いつからいたのかはわからないけど、いまの話を聞いていたらしい。
高野くんが教室に足を一歩踏み込み、西森さんたちのところへ行こうとする。
だから、咄嗟にその足を止める。
「あ、まって! わたしは大丈夫だからやめて。
これ以上西森さんに反論したら高野くんが嫌われちゃう」
向こうに聞かれないように小声で話す。
きっと西森さんは高野くんのことをよく思ってないと思う。

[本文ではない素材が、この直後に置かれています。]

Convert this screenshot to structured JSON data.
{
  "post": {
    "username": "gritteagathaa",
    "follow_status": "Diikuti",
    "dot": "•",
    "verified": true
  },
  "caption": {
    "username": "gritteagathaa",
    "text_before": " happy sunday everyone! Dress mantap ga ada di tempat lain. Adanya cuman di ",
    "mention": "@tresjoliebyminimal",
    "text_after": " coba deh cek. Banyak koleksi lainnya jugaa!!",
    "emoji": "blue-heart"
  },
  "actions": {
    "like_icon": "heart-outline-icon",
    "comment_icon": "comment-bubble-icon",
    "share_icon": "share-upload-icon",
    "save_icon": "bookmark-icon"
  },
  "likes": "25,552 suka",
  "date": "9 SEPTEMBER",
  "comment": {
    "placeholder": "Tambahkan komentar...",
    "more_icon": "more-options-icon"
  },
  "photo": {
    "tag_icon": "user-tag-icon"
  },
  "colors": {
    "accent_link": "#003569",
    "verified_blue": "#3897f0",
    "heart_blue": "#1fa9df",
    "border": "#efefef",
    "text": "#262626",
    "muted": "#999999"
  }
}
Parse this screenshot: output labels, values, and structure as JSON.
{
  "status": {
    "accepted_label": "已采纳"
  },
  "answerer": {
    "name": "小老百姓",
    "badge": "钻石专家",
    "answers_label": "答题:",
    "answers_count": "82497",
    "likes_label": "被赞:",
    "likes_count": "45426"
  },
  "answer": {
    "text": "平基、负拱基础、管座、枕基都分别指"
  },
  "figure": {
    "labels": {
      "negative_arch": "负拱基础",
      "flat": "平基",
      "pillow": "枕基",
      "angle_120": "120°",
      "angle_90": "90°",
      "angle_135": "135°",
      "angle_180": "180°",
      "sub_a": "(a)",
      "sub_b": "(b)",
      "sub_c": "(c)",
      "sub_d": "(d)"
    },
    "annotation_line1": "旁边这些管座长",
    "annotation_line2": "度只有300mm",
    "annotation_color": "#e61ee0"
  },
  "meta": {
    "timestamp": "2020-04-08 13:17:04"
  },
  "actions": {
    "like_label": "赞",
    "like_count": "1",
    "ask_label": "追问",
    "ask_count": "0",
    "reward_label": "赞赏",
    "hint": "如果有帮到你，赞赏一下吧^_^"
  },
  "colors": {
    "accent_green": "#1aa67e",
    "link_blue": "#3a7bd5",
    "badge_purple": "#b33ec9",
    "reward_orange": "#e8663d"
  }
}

どのテーマ決めるときでさえ、ちょっと嫌な空気になったのに、これ以上わたしのせいで高野くんを悪く見られたくない。
すると、いきなり高野くんがふっと笑った。
「え、なんかおかしいこと言った?」
「いや。俺のためにありがとう」
ありがとう、なんて。
ほんとはわたしが言わないといけないのに。
「てか、名前でいいよ」
そう言われて心の中で"伊織"と呟く。
うわ、なんだかすごくはずかしい。
顔が熱いような気がする。
「うん。じゃあ伊織……くん?」
「なんでくん付け? べつに呼び捨てでいいけど」
「……伊織」
男の子を呼び捨てで呼ぶのに慣れてないからなんだかおもはゆい気持ちだった。
「うん。俺も葵って呼ぼーっと」
力が抜けたようにふわっと言い放って、スキップしながら戻っていった。
やっぱり最初のとき、わたしのこと名前で呼んだ気がするのは気のせいだったのかな。
でも、たしかに葵って聞こえたけど。
まぁ、そんなこと今更考えても仕方がないか。
高野く……伊織は相変わらずにこにこしてて、クラスの男の子とわいわい騒いでいた。